Let me explain: three years ago, I thought briefly about automating the migration. The Manila platform of editthispage.com can export a complete site, and WordPress is perfectly capable of importing a site packaged in an XML file. But this route would have required me to relearn Frontier/Manila skills which I had not used for many years, after using Frontier for one of the first websites within the company of my employer in the early nineties. Additionally, automating the migration would not have helped me in discovering typos and failed links.

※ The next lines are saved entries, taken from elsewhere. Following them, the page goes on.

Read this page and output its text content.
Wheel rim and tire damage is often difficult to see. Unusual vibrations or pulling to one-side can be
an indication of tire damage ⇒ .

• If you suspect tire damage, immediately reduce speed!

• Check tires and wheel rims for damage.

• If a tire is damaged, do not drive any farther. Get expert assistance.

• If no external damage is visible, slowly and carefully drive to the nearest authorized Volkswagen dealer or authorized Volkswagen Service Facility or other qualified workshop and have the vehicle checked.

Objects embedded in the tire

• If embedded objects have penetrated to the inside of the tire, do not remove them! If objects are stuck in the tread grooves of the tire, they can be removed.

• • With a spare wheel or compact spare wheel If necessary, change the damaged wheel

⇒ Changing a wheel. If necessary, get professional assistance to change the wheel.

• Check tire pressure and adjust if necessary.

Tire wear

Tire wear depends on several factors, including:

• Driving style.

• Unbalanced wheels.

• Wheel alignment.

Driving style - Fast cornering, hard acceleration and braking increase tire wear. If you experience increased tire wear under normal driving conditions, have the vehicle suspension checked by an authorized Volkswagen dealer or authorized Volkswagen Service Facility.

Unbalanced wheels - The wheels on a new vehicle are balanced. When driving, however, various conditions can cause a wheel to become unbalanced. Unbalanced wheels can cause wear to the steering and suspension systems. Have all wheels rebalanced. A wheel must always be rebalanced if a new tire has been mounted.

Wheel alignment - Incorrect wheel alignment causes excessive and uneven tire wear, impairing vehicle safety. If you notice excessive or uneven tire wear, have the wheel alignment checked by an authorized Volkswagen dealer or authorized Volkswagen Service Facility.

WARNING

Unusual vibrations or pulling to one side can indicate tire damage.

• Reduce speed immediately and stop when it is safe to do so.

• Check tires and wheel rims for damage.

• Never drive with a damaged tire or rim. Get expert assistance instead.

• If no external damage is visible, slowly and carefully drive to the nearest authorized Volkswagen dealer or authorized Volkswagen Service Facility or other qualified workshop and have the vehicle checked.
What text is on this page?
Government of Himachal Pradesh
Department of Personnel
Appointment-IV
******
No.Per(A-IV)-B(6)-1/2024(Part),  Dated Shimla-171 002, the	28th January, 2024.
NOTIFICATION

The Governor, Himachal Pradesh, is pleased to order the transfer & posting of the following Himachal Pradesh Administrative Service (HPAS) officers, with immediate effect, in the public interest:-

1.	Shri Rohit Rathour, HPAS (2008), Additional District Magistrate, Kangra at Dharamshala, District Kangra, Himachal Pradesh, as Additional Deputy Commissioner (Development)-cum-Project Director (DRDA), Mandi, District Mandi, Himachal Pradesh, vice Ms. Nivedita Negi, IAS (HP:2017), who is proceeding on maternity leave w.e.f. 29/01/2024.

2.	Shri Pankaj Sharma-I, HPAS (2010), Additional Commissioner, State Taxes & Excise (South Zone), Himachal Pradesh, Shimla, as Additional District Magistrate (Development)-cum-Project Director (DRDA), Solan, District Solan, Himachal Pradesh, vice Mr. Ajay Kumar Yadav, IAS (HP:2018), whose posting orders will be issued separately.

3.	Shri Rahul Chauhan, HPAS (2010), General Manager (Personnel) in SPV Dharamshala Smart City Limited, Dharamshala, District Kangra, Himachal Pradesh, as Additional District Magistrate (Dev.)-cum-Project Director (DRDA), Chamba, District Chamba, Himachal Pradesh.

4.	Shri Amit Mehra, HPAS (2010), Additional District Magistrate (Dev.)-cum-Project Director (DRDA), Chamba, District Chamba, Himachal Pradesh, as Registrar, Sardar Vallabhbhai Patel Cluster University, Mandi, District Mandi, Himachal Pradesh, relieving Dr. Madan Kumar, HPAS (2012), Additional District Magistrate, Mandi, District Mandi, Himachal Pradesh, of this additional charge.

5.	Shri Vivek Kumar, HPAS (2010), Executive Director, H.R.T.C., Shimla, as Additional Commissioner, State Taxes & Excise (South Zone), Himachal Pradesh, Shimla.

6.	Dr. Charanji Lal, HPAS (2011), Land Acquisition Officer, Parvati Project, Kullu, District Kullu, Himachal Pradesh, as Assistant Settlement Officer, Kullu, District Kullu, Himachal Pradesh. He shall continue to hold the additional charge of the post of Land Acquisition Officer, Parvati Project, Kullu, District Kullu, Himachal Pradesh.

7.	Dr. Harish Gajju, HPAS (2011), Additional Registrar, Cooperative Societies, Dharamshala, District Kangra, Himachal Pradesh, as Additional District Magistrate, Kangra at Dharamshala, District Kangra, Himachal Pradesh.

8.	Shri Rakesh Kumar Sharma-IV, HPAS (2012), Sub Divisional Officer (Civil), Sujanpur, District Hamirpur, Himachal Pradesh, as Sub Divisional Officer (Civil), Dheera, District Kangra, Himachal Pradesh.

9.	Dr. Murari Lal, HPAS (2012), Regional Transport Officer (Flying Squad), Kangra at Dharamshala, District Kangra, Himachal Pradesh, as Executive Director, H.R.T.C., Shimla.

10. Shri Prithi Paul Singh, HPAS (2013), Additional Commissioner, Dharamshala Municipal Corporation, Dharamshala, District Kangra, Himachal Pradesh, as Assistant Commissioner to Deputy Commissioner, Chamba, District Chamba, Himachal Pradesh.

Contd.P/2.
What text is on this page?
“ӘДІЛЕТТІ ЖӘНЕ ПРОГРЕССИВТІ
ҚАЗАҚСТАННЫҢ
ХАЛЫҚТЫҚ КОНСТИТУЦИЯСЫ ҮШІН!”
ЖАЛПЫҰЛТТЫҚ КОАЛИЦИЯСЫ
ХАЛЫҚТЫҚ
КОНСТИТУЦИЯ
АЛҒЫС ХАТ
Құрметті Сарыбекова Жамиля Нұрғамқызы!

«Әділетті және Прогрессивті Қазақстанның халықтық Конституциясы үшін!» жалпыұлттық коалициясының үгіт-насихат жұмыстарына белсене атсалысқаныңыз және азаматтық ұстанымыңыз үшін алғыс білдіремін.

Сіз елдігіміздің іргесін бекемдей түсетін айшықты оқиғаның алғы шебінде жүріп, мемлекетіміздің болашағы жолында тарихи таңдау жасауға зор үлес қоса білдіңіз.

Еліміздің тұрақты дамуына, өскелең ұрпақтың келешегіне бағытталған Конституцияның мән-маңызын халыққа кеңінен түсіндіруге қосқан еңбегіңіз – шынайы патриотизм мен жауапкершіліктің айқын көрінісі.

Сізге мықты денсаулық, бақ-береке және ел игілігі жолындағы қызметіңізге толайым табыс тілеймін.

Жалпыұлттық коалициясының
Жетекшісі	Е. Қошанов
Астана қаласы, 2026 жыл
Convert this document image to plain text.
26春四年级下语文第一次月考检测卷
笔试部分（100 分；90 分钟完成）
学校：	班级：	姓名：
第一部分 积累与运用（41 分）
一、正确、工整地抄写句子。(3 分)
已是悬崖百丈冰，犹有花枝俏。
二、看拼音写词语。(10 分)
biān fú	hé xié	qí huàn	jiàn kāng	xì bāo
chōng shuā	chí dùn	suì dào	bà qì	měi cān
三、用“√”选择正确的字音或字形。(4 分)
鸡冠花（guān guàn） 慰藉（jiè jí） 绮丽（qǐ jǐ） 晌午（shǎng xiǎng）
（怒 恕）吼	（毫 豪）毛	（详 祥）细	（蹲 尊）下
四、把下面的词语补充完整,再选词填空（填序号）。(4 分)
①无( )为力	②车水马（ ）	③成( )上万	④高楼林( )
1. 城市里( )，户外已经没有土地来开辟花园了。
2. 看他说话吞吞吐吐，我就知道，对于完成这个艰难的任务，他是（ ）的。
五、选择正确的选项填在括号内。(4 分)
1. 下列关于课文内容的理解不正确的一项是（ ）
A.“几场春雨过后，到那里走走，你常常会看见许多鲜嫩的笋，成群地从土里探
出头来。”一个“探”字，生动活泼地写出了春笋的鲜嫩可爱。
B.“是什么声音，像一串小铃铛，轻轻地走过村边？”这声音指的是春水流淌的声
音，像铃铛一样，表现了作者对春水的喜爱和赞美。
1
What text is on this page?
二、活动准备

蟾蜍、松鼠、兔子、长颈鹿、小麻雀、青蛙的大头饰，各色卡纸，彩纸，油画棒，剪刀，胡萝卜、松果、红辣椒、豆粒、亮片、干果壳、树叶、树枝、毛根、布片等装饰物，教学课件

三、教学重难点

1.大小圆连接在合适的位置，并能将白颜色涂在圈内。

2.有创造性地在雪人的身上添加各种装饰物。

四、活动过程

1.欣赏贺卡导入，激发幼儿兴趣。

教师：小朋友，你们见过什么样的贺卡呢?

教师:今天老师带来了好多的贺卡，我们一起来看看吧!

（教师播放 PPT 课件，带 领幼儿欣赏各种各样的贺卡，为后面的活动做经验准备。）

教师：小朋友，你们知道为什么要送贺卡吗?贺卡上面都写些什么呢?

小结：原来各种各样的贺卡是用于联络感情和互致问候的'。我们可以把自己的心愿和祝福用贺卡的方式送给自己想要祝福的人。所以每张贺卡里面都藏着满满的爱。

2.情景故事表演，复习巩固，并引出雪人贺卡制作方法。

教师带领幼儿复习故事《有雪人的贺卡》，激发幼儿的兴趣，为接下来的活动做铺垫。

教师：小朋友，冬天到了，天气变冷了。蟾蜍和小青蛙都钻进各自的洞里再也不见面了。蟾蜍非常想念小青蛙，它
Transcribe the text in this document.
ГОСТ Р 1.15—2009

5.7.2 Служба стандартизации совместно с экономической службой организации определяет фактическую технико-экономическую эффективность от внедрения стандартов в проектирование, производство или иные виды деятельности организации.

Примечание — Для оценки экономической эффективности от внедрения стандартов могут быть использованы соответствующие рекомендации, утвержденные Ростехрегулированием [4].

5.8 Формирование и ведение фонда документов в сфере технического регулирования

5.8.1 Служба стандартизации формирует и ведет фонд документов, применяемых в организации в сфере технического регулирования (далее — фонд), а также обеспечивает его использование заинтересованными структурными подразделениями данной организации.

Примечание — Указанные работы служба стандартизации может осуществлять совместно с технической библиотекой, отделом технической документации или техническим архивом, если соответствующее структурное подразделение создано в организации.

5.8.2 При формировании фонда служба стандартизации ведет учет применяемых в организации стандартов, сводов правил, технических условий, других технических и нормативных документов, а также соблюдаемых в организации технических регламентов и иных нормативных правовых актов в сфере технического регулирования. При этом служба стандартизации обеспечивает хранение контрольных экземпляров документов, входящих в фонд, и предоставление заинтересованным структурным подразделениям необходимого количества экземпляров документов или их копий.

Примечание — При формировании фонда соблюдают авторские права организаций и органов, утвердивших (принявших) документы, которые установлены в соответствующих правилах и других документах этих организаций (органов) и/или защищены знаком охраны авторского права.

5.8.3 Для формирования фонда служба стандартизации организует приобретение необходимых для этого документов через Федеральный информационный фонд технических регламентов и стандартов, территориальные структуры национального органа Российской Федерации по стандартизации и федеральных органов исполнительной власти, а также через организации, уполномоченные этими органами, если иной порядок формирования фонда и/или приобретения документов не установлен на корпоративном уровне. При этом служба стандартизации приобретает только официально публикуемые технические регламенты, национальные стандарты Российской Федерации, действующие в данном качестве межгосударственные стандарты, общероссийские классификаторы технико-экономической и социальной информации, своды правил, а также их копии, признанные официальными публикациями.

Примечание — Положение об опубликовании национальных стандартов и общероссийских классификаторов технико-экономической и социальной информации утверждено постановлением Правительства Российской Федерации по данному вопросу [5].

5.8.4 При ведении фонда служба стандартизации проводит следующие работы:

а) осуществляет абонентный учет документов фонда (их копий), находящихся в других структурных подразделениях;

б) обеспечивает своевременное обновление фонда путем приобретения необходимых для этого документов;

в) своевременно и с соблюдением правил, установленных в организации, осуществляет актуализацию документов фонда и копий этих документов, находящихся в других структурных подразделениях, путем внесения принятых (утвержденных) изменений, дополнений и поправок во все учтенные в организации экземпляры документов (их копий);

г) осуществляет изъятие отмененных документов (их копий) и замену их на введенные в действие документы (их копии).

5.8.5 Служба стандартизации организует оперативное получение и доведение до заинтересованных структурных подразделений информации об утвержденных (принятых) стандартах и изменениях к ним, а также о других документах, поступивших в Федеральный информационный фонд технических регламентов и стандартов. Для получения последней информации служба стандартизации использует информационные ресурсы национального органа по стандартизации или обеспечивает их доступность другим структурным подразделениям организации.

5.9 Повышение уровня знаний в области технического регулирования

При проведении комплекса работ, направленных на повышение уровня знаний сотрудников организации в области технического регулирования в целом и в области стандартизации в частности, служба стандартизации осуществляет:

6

So I started the migration by hand, copying the text of each blog post , then pasting it into a new WordPress post, resetting the date, checking links and possibly replacing them with relocated URLs or links to the Wayback Machine, adding categories, inserting images, etc. All in all, if my counting is correct, that made for 1561 posts to be copied – and let me assure you that there was no way I could do that for hours at a time: it’s just too tedious and stressing at the same time. Thus the pace of migration was at times fast, and sometimes I didn’t get around to doing it for weeks or months.

But as of now, almost to the day three years after I started the migration, all of my blog posts from the past 13 years are reunited in a single, performant tool. At the same time, those three years made me rediscover not just a lot of links I had forgotten, but also a high number of my own writings, also hidden in far corners of my mind. Maybe it’s because I’m a historian by education, but I liked that journey into the past. All that stuff is now back together in a single searchable form, ready for instant rediscovery – I’m sure that will pay off one of these days.